I don't get it. I thought these models were "locked". Shouldn't the same input produce near-identical output? I know the algorithm has some fuzzing to help produce variation. But ultimately it shouldn't degrade, right?
The big pre-training is pretty much fixed. The fine tuning is continuously being tweaked, and as shown, can have dramatic effects on the results.

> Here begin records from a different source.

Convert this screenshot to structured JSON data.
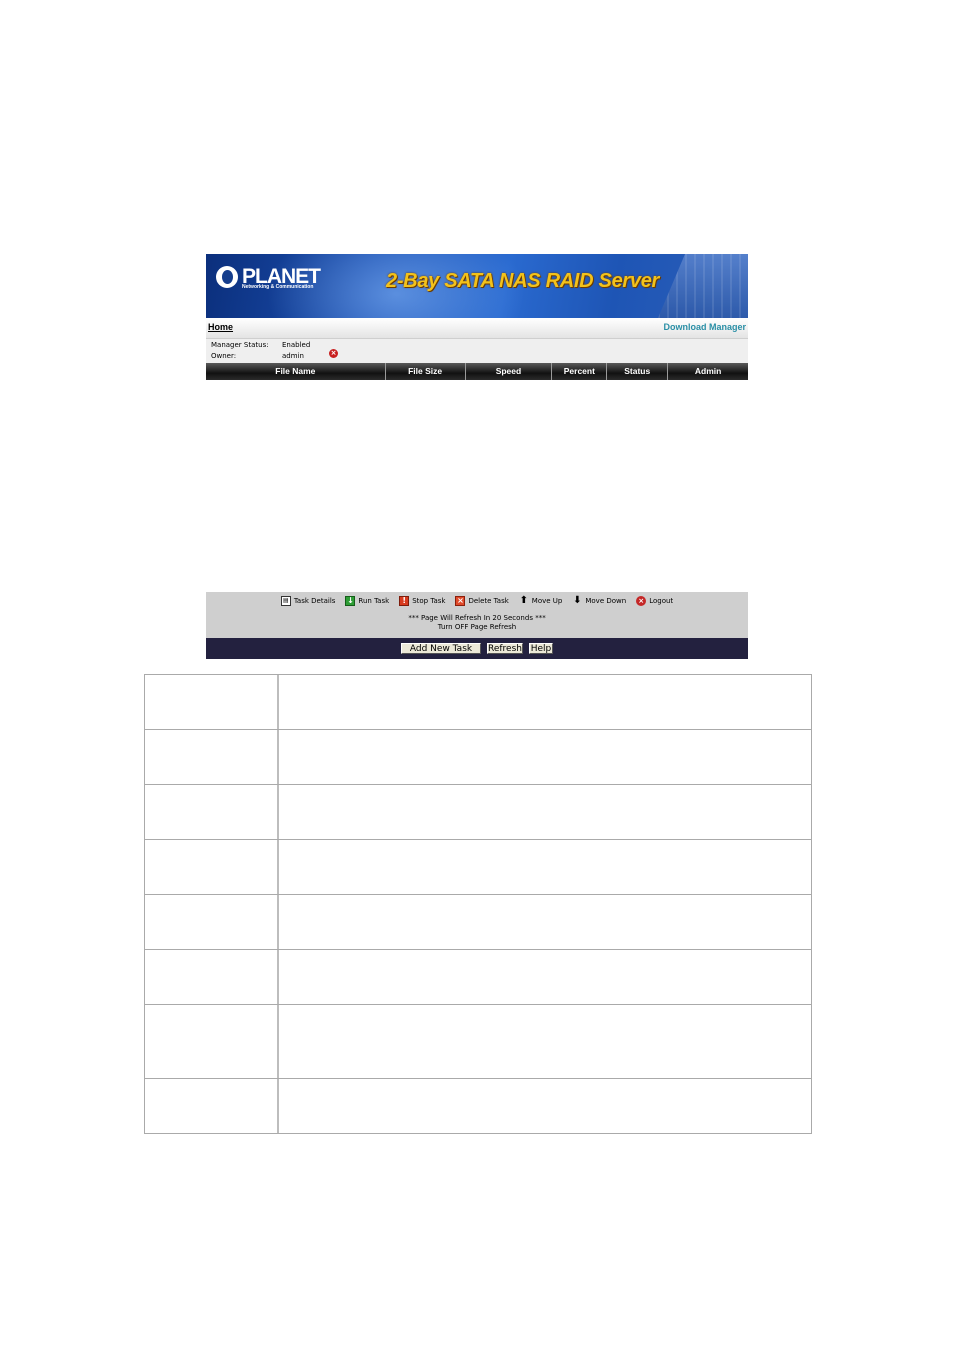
{
  "header": {
    "logo_text": "PLANET",
    "logo_subtext": "Networking & Communication",
    "product_title": "2-Bay SATA NAS RAID Server"
  },
  "nav": {
    "home_label": "Home",
    "page_label": "Download Manager"
  },
  "info": {
    "status_label": "Manager Status:",
    "status_value": "Enabled",
    "owner_label": "Owner:",
    "owner_value": "admin"
  },
  "table": {
    "columns": [
      "File Name",
      "File Size",
      "Speed",
      "Percent",
      "Status",
      "Admin"
    ],
    "rows": []
  },
  "legend": {
    "items": [
      {
        "label": "Task Details",
        "icon": "task-details-icon"
      },
      {
        "label": "Run Task",
        "icon": "run-task-icon"
      },
      {
        "label": "Stop Task",
        "icon": "stop-task-icon"
      },
      {
        "label": "Delete Task",
        "icon": "delete-task-icon"
      },
      {
        "label": "Move Up",
        "icon": "move-up-icon"
      },
      {
        "label": "Move Down",
        "icon": "move-down-icon"
      },
      {
        "label": "Logout",
        "icon": "logout-icon"
      }
    ],
    "refresh_message": "*** Page Will Refresh In 20 Seconds ***",
    "refresh_toggle": "Turn OFF Page Refresh"
  },
  "footer": {
    "add_label": "Add New Task",
    "refresh_label": "Refresh",
    "help_label": "Help"
  },
  "colors": {
    "accent": "#2a8fa6",
    "footer_bg": "#23213f",
    "header_bar": "#111111"
  }
}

The model itself just does what it does. It is, in effect, and ‘internet completer’. But if you don’t want it to just happily complete what it found on the internet (homophobia, racism, and all), you have to put extra layers in to avoid that. And those layers are somewhat hand-crafted, sometimes conflicting, and therefore unlikely to give everyone what they consider to be excellent results.
Ok but, regardless, they can just turn back the clock to when it performed better right? Use the parameters that were set two months ago? Or is it impossible to roll that back?
This is probably very unlikely and I got no idea what I'm talking about: But what if feeding it even small amounts of its own content, text produced by a chatgpt instance, poisons it? That it gets confused from being fed text that adheres perfectly to its own rules, and locks that text down as perfect and not needing small variations.
I remember some article warning about this in a big scale, and I'm thinking why must it be big? If its only a probability tree, even small changes to the probability would cause issues further up the branches.
I don't know if small amounts of text could do that, but I could imagine if LLMs keeps get trained on data generated by itself and other LLMs (which is likely to become a major source of content on the internet in the future), the quality of output can decrease significantly over time.